After months of continuous hard work, I reached a goal that I thought was not quite attainable yet…I walked with my walker without any additional assistance.  It was a very slow walk but it felt so good to be “independent.”  I walk everyday with Nancy and then do a few laps of my house on my own.  2016 will be the year of Bean and I WILL conquer obstacles in my way and reach many goals I have set.  A giant goal I’ve had for a few years now is to open a paralysis recovery centre here in Edmonton, and I’m proud to say that Nancy and I have teamed up once again to bring a Paralysis Recovery Centre to offer hope and support to all Edmontonians suffering from a Spinal Cord Injury or associated disorders.  There is a huge need for an exercise based therapy program here. After you are discharged from the Glenrose Rehab Hospital there is currently nowhere to go to get direct one on one training with a certified kinesiologist who is educated and experienced in spinal cord injury recovery.  We plan on helping people in every way we can.  Though the core of our program will focus on intensive activity based training, we are looking to tackle recovery in a multifaceted way to maximize recovery opportunities which is why we are taking on the areas of nutrition, weight lifting technique/instruction, wheelchair skills and hot yoga adapted for those with physical disabilities.  We want to create an inclusive, judgement free atmosphere where clients can come workout, learn vital information and feel better about themselves.

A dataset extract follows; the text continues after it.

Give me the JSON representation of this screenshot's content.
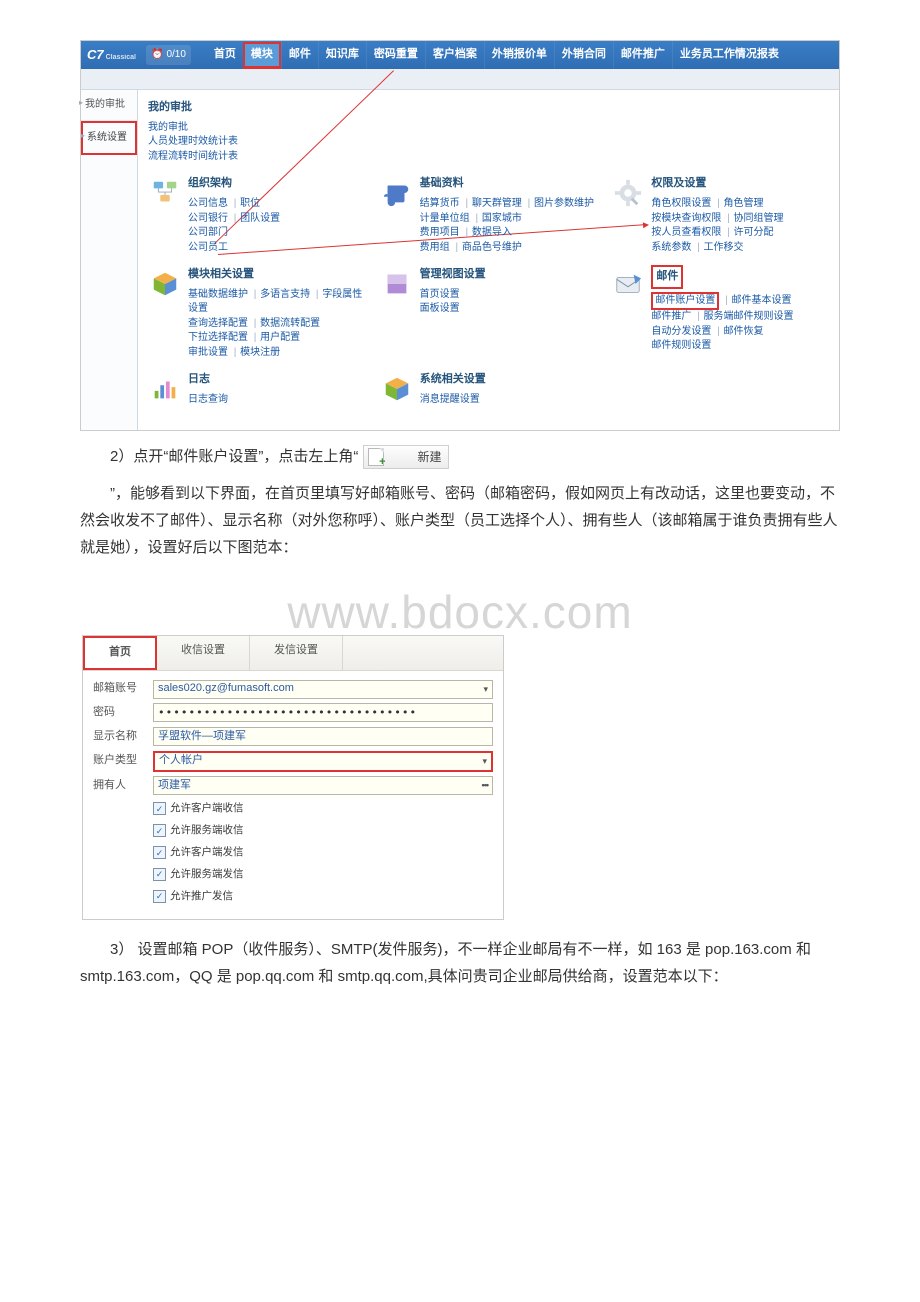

 After going through all of these obstacles one thing has kept me going… I’m alive.  There is a reason why I have gotten through all these adversities and that is to live life. I am not the type of person to give up and let life roll over me, as long as I have breath I will continue to push and fight my way through any obstacle in my way.  If there’s a lesson to be learned here, it is to never give up, stay positive and love life.